Except she did not mirror me, not quite; she hooked her arms round Nalin’s neck, swung a leg over, and tumbled almost gracefully, a pendulum swinging within a clock. When she dangled from the mare’s neck, dropping to the ground a few seconds later, I could have wept for relief; she had Nalin by the reins immediately, thanks only to instinct. Then she viewed the tragically contorted body of Garima Kaur and began to cry.
How long I held her there in the road after dismounting Harbax, I cannot say; how long Garima Kaur took to die I can, however, for she was stone still by the time I had reached Sahjara. Not wanting to leave any erstwhile friend of Sardar’s crushed and discarded, I instructed Sahjara to mind both horses and not look at me as I hid the sickeningly light shell of a body under a holly tree.
When I emerged again, I was a wreck and Sahjara similarly blasted. We embraced for a long while, each supporting the other, until I realised that I was freezing to death.
“We must get back to the house,” I grated. “Ride Harbax, and I’ll take Nalin?”
“Miss Stone,” she sobbed. “We can’t leave Mrs. Kaur so. What if—”
“There are no more what ifs for her, darling,” I said, hoping Mr. Thornfield’s favourite endearment might calm her. “She is sleeping peacefully, and no one can hurt her ever again. Ride back with me—the gentlemen are worried sick over you.”
“Because of the Company men?” she asked, touching the knife in her hair.
“Yes,” I lied. “We’re going home now, as fast as ever we can.”
“Miss Stone?” She raised her tearstained face. “You won’t tell Charles that I learnt to hang from the neck of a horse—”
“Oh, Sahjara,” I gasped, pulling her back to me. “I’ll never tell. You’re alive, and you’ve a secret—well and good. Live as long as you can, and have as few secrets as possible. Mr. Thornfield wouldn’t last a day without you—remember that, for all our sakes.”
? ? ?
When we arrived back at Highgate House, my first task after guiding Sahjara to her bedroom was to take Sam Quillfeather’s neglected horse and trap to the stables. The grooms were absent, probably speculating as to what the deuce had happened to Sardar Singh; so I rubbed the beast down and afterwards stood, silently weeping, with my brow against its ribs.
I simply did not wish to face learning that anything disastrous had befallen Charles Thornfield—for he would equally be lost without Sardar Singh, and I had begun to suspect that I might be similarly affected by his absence.

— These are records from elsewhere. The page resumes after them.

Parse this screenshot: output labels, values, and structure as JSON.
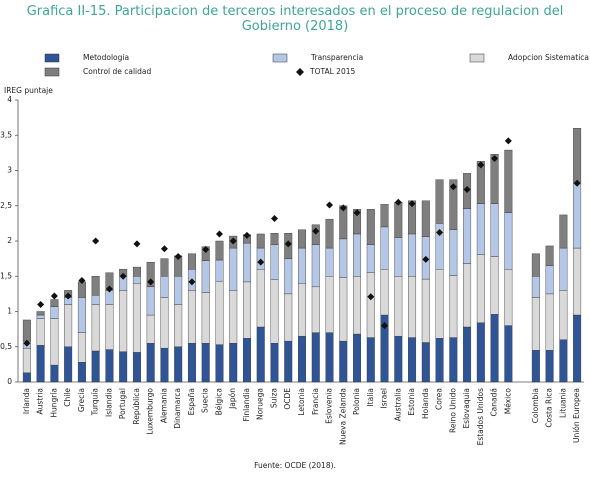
{
  "chart_data": {
    "type": "stacked_bar",
    "title": "Grafica II-15. Participacion de terceros interesados en el proceso de regulacion del Gobierno (2018)",
    "y_label": "IREG puntaje",
    "source": "Fuente: OCDE (2018).",
    "categories": [
      "Irlanda",
      "Austria",
      "Hungría",
      "Chile",
      "Grecia",
      "Turquía",
      "Islandia",
      "Portugal",
      "República",
      "Luxemburgo",
      "Alemania",
      "Dinamarca",
      "España",
      "Suecia",
      "Bélgica",
      "Japón",
      "Finlandia",
      "Noruega",
      "Suiza",
      "OCDE",
      "Letonia",
      "Francia",
      "Eslovenia",
      "Nueva Zelanda",
      "Polonia",
      "Italia",
      "Israel",
      "Australia",
      "Estonia",
      "Holanda",
      "Corea",
      "Reino Unido",
      "Eslovaquia",
      "Estados Unidos",
      "Canadá",
      "México",
      null,
      "Colombia",
      "Costa Rica",
      "Lituania",
      "Unión Europea"
    ],
    "series": [
      {
        "name": "Metodologia",
        "color": "#2f5597",
        "values": [
          0.13,
          0.52,
          0.24,
          0.5,
          0.28,
          0.44,
          0.46,
          0.43,
          0.42,
          0.55,
          0.48,
          0.5,
          0.55,
          0.55,
          0.53,
          0.55,
          0.62,
          0.78,
          0.55,
          0.58,
          0.65,
          0.7,
          0.7,
          0.58,
          0.68,
          0.63,
          0.95,
          0.65,
          0.63,
          0.56,
          0.62,
          0.63,
          0.78,
          0.84,
          0.96,
          0.8,
          null,
          0.45,
          0.45,
          0.6,
          0.95
        ]
      },
      {
        "name": "Adopcion Sistematica",
        "color": "#d9d9d9",
        "values": [
          0.35,
          0.38,
          0.66,
          0.6,
          0.42,
          0.66,
          0.64,
          0.87,
          0.98,
          0.4,
          0.72,
          0.6,
          0.75,
          0.72,
          0.9,
          0.75,
          0.8,
          0.82,
          0.9,
          0.67,
          0.75,
          0.65,
          0.8,
          0.9,
          0.82,
          0.92,
          0.65,
          0.85,
          0.87,
          0.9,
          0.98,
          0.88,
          0.9,
          0.97,
          0.82,
          0.8,
          null,
          0.75,
          0.8,
          0.7,
          0.95
        ]
      },
      {
        "name": "Transparencia",
        "color": "#b4c7e7",
        "values": [
          0.1,
          0.05,
          0.17,
          0.1,
          0.5,
          0.13,
          0.2,
          0.2,
          0.1,
          0.4,
          0.3,
          0.4,
          0.3,
          0.45,
          0.3,
          0.6,
          0.55,
          0.3,
          0.5,
          0.5,
          0.5,
          0.6,
          0.4,
          0.55,
          0.6,
          0.4,
          0.6,
          0.55,
          0.6,
          0.6,
          0.65,
          0.65,
          0.78,
          0.72,
          0.75,
          0.8,
          null,
          0.3,
          0.4,
          0.6,
          0.92
        ]
      },
      {
        "name": "Control de calidad",
        "color": "#7f7f7f",
        "values": [
          0.3,
          0.05,
          0.1,
          0.1,
          0.22,
          0.27,
          0.25,
          0.1,
          0.13,
          0.35,
          0.25,
          0.29,
          0.22,
          0.2,
          0.27,
          0.17,
          0.12,
          0.2,
          0.16,
          0.36,
          0.26,
          0.28,
          0.41,
          0.47,
          0.35,
          0.5,
          0.32,
          0.5,
          0.47,
          0.51,
          0.62,
          0.71,
          0.5,
          0.6,
          0.7,
          0.89,
          null,
          0.32,
          0.28,
          0.47,
          0.78
        ]
      }
    ],
    "total_2015": {
      "name": "TOTAL 2015",
      "color": "#111111",
      "values": [
        0.55,
        1.1,
        1.22,
        1.22,
        1.44,
        2.0,
        1.32,
        1.5,
        1.96,
        1.42,
        1.89,
        1.78,
        1.42,
        1.88,
        2.1,
        2.0,
        2.08,
        1.7,
        2.32,
        1.96,
        null,
        2.14,
        2.51,
        2.47,
        2.4,
        1.21,
        0.8,
        2.55,
        2.53,
        1.74,
        2.12,
        2.77,
        2.73,
        3.08,
        3.17,
        3.42,
        null,
        null,
        null,
        null,
        2.82
      ]
    },
    "ylim": [
      0,
      4
    ],
    "yticks": [
      0,
      {
        "value": 0.5,
        "label": "0,5"
      },
      1,
      {
        "value": 1.5,
        "label": "1,5"
      },
      2,
      {
        "value": 2.5,
        "label": "2,5"
      },
      3,
      {
        "value": 3.5,
        "label": "3,5"
      },
      4
    ]
  }
}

After cursing myself for a weakling, I hurried to the main house, tapping upon doors and tumbling through them as if I had a right to be there. They had made me feel as if I had a right to be there, after all—they had made me feel as if I had a home.
At last I found Charles Thornfield in the kitchen, speaking urgently to Jas Kaur as he washed his bare hands; they were already clean, but his crusted shirtsleeves told a gruesome story, and his white hair was liberally speckled with blood.

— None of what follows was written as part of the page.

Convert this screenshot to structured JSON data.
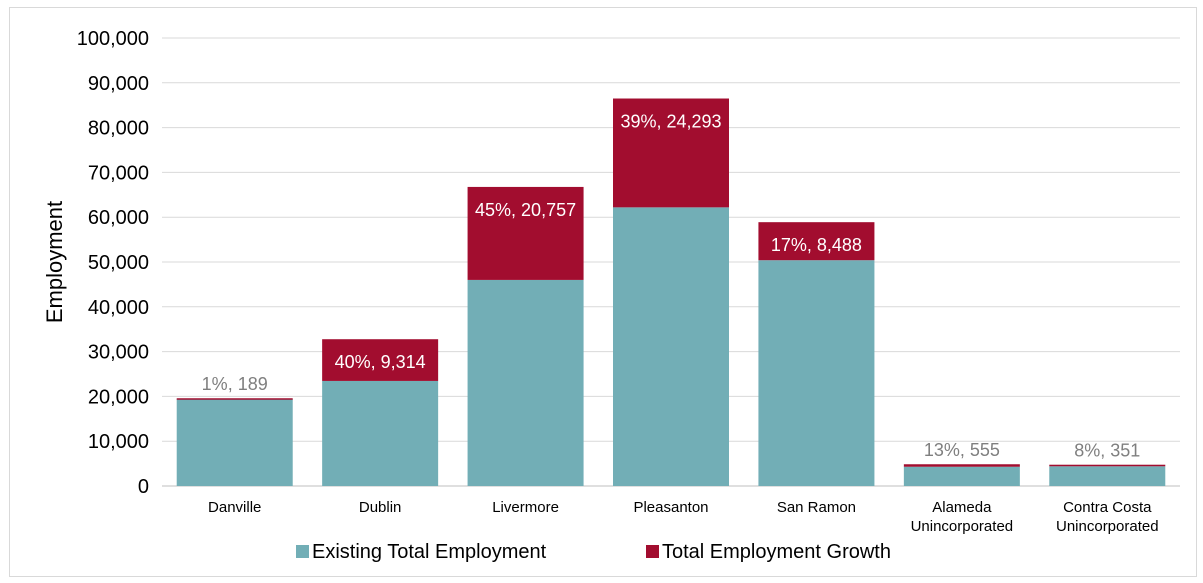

“How is he?” I questioned. “Did he tell you . . . did he—”
“Jane!” Mr. Thornfield dived for a cloth, drying his fingers; seeing them naked again was peculiar, as if I ought to turn away and grant him privacy. “Say that you found Sahjara, I beg of you. If she—”

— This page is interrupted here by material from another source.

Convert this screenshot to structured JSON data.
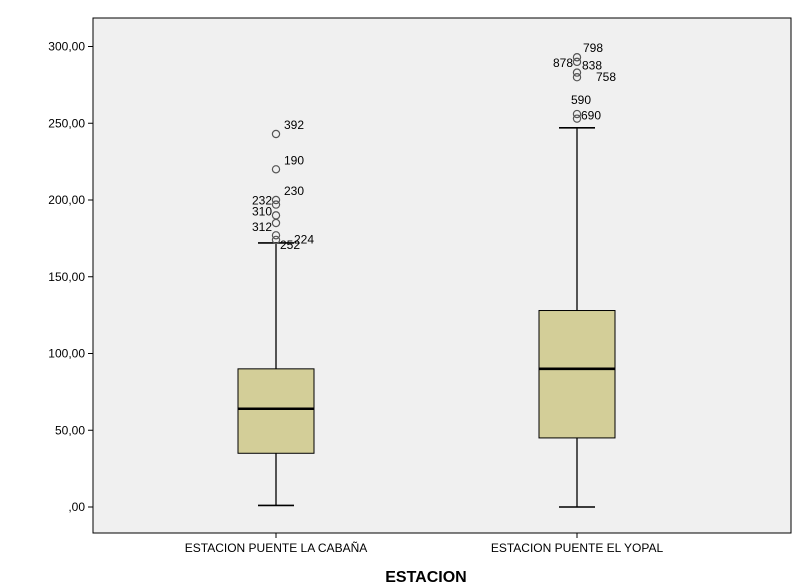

“I’m here,” came a small voice, and I saw that the commotion had brought Sahjara out of hiding; she stood in the hall just outside the kitchen, eyes puffy and strained.
I am not proud of many of my actions; most were committed for selfish reasons, and bringing Sahjara back ought to be numbered among these, for I could not bear the thought of losing her. However, the look on Mr. Thornfield’s face as he crossed the flagstones in a frantic leap and swept her up into his arms, cradling the shivering child’s face against his shoulder without any barrier between them, I thought might be cause for celebration.